BA wins court battle to stop Christmas strikes
London – British Airways won a High Court battle on Thursday to prevent its cabin crew staging a 12-day walkout over the busy Christmas and New Year holidays.
Judge Laura Cox granted an injunction to BA, which had argued that trade union Unite’s ballot of staff was invalid because it contained irregularities and included workers that had already accepted voluntary redundancy.
BA cabin crew voted overwhelmingly on Monday to strike over job cuts, conditions and pay between 22 December and 2 January in a mass walkout of around 12,500 staff.
Judge Cox announced to a packed courtroom that she would set out her decisions for ruling in favour of BA but warned that the judgement would be lengthy.
The industrial action, billed by British media as "The Twelve Days of Christmas Strikes," had threatened the holiday plans of up to one million people.
Loss-making British Airways, which is slashing costs in an attempt to return to profitability, reacted with delight to its high-profile victory.
"We are delighted for our customers that the threat of a Christmas strike has been lifted by the court," BA said in a statement.
"It is a decision that will be welcomed by hundreds of thousands of families in the UK and around the world.
"There was never any need for a strike and we hope that Unite will take this opportunity to reflect before deciding its next steps. We believe the public would want that too."
Unite, Britain’s biggest union, was protesting at BA’s imposed contractual changes that include fewer cabin crew on flights, a pay freeze and different working conditions for new members of staff.
The union expressed deep disappointment to the ruling and warned that there would "inevitably" be another ballot for more action — if the company did not resolve the row through negotiation.
"While we have never wanted this dispute, it is a disgraceful day for democracy when a court can overrule such an overwhelming decision by employees taken in a secret ballot," said Unite joint general secretaries, Derek Simpson and Tony Woodley, in a statement.
Aviation analysts estimated that the strike could have cost BA between GBP 10 and 30 million (EUR 11-33 million) per day.
"We will of course be studying the judgment but the fact remains that this dispute is not settled.
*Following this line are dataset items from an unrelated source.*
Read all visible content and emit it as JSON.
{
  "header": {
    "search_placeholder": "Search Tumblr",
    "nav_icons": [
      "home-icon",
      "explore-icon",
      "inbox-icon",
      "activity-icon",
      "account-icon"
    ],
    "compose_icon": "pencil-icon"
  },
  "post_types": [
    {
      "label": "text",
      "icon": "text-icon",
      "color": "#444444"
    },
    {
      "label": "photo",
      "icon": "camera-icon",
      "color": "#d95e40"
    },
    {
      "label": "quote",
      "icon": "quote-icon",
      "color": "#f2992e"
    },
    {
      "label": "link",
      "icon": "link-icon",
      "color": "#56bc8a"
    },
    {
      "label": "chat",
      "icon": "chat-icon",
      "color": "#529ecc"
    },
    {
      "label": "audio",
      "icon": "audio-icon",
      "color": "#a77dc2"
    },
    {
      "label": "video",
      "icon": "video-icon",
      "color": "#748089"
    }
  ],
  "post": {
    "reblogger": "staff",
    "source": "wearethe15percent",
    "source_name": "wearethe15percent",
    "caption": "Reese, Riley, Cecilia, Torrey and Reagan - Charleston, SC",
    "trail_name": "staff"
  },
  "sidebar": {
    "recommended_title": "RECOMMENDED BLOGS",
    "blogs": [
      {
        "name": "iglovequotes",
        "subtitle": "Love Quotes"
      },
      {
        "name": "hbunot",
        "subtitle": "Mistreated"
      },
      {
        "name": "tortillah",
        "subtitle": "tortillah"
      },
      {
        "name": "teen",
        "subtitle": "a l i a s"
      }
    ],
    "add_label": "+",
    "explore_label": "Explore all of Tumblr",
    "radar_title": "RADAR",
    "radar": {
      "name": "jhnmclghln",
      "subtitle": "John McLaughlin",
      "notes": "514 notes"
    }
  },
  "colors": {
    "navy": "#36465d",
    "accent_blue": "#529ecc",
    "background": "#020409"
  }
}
Passing the buck to the courts to do management’s job for them was never going to be the answer," Simpson and Woodley said.
"BA must accept that there can be no resolution except through negotiation, failing which there will inevitably be a further ballot for industrial action."
Earlier Thursday, BA executives and union bosses had held unsuccessful last-ditch talks in a separate bid to stop the strike.
Prime Minister Gordon Brown had urged both sides on Wednesday to resolve the dispute, saying he was "very worried" about the strike.
The strike threat came at a critical point for BA, which is cutting costs and attempting to merge with Spanish carrier Iberia as part of a bid to remain competitive against its rivals.
BA revealed last month that net losses quadrupled to GBP 217 million in the group’s first half, or six months to September.
The airline has announced it will cut an extra 1,200 jobs — taking the total planned reduction to 4,900 by 2010.
"In recent days, we believe Unite has formed a better understanding of our position and of the ways in which we could move forward," BA said in the statement issued after the court ruling.
"It has also become very clear that our customers do not believe that old-style trade union militancy is relevant to our efforts to move British Airways back toward profitability."